もし「十人選べ」と言われると・・・ その時はさらに、ブラームス、ブルックナー、ショパン、ヴェルディ、そしてチャイコ! を選ぶであろう。

ごめんよ、チャイコ!!第十位にランクしたりして!!

でも君への愛は永遠だあ〜〜〜!


KEROのオススメのディスコグラフィー

●ゲルギエフ指揮ウィーンフィルの「交響曲第五番」

ザルツブルグ音楽祭のライブ盤。

これを聴いて久々にチャイコへの愛が復活しました(笑) ゲルギエフってすごいですね〜。テンポの揺らし方なんてド・迫力です。 しかも2楽章目なんかの恥知らずなくらいの歌い上げ方・・・ もうトリコです。

●アバド指揮ポゴレリッチのピアノ「ピアノ協奏曲第1番」

あのだれでも知ってる元祖大甘チャイコ節なのに・・・・ あら?不思議!!すごく現代的にきこえます。

しかし、このCDを聴いていたら、ウチの御主人が 「なに結婚式の音楽みたいなのかけてるんだよお〜」とのたまった。えーん。(T.T)

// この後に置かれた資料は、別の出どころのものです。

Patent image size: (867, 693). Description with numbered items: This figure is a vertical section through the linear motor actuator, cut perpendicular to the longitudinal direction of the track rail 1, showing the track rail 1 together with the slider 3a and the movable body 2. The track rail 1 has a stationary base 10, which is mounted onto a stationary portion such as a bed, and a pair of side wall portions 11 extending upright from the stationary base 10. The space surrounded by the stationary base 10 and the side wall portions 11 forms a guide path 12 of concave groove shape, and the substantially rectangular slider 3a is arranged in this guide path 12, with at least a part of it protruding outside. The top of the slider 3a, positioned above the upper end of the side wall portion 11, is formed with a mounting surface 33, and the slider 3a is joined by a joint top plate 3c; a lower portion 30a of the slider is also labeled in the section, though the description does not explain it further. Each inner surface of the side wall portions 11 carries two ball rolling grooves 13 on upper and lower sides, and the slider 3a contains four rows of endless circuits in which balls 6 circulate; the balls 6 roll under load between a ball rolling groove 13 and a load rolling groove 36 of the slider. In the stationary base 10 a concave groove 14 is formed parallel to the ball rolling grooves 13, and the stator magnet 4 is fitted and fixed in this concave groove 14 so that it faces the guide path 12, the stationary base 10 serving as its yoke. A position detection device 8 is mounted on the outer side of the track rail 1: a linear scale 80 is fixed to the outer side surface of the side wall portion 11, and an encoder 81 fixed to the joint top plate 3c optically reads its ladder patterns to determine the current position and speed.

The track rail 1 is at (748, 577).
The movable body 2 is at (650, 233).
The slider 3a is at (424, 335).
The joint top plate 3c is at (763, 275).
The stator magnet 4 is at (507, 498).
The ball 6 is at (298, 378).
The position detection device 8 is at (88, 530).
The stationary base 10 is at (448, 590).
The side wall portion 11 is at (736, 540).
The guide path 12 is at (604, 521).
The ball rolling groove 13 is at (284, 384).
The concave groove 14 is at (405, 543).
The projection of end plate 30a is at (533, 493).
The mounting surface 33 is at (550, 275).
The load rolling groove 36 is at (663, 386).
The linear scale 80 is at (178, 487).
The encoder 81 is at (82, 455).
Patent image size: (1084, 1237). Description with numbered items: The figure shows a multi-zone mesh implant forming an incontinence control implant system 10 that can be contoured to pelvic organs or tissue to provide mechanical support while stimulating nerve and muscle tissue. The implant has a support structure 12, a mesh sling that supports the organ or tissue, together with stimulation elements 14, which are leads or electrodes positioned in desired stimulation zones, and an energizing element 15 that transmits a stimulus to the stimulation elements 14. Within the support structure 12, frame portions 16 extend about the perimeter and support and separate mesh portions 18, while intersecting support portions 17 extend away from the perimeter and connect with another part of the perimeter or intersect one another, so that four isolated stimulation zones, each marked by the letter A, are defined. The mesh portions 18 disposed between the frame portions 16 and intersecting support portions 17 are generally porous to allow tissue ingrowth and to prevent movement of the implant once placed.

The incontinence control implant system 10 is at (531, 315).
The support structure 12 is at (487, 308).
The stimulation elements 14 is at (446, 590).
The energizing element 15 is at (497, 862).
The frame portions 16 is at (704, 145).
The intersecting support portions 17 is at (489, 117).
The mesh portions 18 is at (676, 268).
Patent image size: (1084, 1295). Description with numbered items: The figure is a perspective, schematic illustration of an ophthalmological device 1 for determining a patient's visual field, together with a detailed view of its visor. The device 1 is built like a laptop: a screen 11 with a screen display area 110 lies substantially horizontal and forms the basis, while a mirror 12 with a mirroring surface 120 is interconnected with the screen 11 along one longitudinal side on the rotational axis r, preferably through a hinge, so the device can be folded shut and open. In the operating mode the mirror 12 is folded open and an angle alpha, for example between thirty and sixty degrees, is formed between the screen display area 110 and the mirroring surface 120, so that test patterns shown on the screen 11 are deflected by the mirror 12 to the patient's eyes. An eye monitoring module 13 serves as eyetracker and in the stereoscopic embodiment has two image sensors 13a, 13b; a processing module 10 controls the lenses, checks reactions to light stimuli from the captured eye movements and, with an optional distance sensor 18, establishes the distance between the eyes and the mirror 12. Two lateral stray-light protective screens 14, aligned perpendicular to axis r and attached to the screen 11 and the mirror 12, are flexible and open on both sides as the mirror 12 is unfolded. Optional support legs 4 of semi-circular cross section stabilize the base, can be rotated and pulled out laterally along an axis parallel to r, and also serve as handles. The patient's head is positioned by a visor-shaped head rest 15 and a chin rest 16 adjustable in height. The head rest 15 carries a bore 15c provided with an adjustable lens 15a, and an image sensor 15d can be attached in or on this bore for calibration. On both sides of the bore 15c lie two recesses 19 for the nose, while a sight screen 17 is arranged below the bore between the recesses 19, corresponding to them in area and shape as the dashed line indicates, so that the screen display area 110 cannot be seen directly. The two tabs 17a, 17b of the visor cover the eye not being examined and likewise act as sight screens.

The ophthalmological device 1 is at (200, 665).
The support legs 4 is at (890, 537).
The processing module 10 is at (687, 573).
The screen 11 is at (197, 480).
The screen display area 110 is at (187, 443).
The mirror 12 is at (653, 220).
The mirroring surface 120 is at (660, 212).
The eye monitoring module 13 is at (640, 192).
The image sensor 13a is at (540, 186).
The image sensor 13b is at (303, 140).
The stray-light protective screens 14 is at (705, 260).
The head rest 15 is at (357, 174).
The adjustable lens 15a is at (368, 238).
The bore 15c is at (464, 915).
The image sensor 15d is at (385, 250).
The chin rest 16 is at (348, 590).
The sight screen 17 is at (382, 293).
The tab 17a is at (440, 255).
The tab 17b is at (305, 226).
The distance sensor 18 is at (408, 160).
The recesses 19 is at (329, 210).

●コンドラシン指揮アルゲリッチのピアノ「ピアノ協奏曲第1番」

ライブ盤ならではのド迫力。ラフマニノフの協奏曲とカップリングCDです。 アルゲリッチ、すごすぎます〜。大好きです! 両手オクターブでダダダダと弾くとこなんて、すごい早さ!カッコイイ! 指の短いkeroとしては羨ましすぎです〜〜

●諏訪内晶子さんバイオリンでモルのピアノ「souvenir」

「なつかしい土地の思い出」という三曲のチャイコ収録。 この曲いいですね〜。好きだわ。憂愁のチャイコ、ここにあり!ですわ〜。 ピアノもバイオリンも素敵でした。いつか自分でも弾いてみたい曲です!